Qui n’a pas rêvé de l’Égypte et de ses trésors antiques ? Une des plus grandes civilisations du monde, dont on peut admirer les vestiges même après 3000 ans, s’est développée le long des rives du mythique Nil. Que diriez-vous de les découvrir en sillonnant lentement les eaux calmes du fleuve sacré à bord d’un bateau à vapeur datant du siècle dernier ? La croisière fluviale du Steam Ship Sudan permet de le faire, tout en s’imprégnant du rythme d’une époque lointaine.
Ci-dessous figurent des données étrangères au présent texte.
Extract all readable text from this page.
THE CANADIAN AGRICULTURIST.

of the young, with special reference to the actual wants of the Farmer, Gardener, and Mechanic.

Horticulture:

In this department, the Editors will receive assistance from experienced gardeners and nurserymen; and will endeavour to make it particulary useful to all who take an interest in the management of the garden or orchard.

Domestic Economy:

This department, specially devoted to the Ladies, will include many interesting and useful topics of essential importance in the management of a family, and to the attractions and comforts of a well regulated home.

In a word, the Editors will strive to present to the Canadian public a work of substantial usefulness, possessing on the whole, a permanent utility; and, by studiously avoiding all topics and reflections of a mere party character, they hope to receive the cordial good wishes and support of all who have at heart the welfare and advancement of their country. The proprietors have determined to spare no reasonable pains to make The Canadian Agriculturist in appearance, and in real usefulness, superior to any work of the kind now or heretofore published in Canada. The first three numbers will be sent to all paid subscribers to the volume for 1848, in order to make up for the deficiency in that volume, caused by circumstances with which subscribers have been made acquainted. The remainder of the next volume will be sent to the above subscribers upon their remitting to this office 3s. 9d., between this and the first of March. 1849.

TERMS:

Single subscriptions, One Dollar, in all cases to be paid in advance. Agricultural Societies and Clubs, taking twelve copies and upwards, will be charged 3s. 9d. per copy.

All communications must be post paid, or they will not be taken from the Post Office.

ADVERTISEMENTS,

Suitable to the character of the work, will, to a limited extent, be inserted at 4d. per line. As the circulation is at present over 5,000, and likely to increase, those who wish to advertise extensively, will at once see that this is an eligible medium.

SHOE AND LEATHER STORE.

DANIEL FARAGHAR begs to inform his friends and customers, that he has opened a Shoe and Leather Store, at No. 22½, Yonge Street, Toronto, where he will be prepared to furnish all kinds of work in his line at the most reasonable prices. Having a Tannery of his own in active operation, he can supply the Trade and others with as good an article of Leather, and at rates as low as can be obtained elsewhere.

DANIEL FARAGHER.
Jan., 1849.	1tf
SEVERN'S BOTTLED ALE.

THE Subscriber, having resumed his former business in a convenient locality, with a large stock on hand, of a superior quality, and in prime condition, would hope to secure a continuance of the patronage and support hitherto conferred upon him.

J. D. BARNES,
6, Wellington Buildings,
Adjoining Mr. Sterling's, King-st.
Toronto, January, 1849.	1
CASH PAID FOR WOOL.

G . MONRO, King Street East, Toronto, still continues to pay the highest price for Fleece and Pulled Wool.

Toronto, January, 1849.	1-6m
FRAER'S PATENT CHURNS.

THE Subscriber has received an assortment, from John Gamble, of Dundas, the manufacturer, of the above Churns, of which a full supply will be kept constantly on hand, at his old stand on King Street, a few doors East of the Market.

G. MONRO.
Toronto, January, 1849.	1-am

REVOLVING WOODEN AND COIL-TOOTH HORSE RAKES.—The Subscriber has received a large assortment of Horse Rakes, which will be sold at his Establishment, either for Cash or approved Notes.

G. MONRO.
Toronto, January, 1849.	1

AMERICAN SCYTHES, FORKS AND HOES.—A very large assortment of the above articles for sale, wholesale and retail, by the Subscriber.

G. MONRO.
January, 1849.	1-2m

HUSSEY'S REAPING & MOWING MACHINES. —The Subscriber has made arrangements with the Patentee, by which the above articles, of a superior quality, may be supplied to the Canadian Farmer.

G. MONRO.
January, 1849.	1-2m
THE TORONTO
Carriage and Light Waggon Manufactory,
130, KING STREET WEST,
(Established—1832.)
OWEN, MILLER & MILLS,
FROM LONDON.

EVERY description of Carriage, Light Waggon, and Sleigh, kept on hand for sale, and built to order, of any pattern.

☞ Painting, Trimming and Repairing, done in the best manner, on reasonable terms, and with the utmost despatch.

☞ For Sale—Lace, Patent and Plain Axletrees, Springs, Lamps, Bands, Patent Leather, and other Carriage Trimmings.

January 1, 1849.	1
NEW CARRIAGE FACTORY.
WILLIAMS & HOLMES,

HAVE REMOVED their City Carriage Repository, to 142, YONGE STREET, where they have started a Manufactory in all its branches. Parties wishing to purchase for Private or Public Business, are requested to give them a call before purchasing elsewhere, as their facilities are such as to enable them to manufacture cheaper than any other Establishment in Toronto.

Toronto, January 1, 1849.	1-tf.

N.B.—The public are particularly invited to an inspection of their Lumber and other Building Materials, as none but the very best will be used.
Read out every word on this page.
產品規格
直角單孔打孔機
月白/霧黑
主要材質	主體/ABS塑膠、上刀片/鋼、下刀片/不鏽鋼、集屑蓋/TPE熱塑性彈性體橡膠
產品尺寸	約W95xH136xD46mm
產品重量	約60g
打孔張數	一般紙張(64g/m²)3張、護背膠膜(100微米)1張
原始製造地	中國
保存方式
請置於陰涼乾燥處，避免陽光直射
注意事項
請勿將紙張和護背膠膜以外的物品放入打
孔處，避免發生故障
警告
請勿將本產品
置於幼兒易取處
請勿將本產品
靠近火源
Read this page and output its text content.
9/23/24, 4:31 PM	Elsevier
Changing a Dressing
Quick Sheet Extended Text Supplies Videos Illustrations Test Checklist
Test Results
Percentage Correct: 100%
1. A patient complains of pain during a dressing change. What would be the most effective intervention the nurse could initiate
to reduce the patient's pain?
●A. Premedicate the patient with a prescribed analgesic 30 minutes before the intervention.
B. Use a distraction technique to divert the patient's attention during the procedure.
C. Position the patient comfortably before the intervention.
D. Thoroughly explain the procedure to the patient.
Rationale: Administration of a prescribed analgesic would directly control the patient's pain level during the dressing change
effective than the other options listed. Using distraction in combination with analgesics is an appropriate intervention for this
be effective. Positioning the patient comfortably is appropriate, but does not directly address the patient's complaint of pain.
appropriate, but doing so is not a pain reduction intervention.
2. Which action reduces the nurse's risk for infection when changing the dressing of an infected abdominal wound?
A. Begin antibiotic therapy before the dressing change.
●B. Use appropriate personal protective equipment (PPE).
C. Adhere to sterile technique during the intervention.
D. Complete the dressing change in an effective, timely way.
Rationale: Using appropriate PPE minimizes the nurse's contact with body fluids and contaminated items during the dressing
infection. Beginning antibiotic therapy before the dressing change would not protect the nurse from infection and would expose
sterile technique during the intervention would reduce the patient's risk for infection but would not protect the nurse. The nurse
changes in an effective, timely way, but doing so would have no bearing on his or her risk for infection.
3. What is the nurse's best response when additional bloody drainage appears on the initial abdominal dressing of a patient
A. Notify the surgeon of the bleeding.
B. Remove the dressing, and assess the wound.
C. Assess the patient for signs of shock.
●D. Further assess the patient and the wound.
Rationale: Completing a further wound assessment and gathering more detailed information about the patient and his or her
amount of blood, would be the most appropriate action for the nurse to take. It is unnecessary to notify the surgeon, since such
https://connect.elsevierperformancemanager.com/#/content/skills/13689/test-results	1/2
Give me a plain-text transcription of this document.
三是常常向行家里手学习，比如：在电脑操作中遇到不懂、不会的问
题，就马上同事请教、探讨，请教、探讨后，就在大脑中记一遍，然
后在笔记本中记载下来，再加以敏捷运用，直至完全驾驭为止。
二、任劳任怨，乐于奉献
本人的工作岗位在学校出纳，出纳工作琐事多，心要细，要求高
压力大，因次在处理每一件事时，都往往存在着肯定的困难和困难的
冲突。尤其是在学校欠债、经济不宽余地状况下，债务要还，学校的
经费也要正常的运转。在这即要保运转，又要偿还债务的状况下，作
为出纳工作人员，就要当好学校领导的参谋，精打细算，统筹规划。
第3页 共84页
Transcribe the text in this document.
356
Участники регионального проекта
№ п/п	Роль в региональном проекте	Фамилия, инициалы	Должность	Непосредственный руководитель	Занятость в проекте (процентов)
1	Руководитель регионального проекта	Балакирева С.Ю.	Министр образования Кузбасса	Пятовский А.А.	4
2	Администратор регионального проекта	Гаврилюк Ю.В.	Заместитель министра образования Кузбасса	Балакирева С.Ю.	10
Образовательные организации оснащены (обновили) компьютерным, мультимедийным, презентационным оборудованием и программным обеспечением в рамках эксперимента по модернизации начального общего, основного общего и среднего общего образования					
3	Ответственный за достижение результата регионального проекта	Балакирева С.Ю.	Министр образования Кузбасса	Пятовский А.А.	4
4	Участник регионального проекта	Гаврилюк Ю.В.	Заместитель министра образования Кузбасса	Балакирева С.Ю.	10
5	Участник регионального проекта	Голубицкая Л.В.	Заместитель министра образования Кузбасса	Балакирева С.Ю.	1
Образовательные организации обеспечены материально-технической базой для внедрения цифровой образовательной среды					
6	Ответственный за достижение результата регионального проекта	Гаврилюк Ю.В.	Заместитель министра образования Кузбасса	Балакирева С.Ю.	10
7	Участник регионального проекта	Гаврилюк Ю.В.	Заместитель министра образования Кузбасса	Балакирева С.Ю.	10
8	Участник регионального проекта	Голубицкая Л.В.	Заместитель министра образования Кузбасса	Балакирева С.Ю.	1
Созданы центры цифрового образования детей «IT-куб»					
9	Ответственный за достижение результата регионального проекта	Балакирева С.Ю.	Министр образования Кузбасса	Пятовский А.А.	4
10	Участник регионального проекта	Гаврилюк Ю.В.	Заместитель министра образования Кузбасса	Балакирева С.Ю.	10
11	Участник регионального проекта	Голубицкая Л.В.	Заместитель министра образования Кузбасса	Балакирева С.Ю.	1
La fascination pour l’Égypte ne date pas d’hier. Après les pyramides de Gizeh, la Haute-Égypte est toujours la région la plus visitée du pays. C’est là, entre Assouan et Louxor, à 700 km au sud du Caire, que se trouvent les plus beaux tombeaux des rois et reines, ainsi que les temples dédiés aux divinités datant de l’âge d’or égyptien ou de la période du Nouvel Empire (1500 à 1000 ans av. J.-C.).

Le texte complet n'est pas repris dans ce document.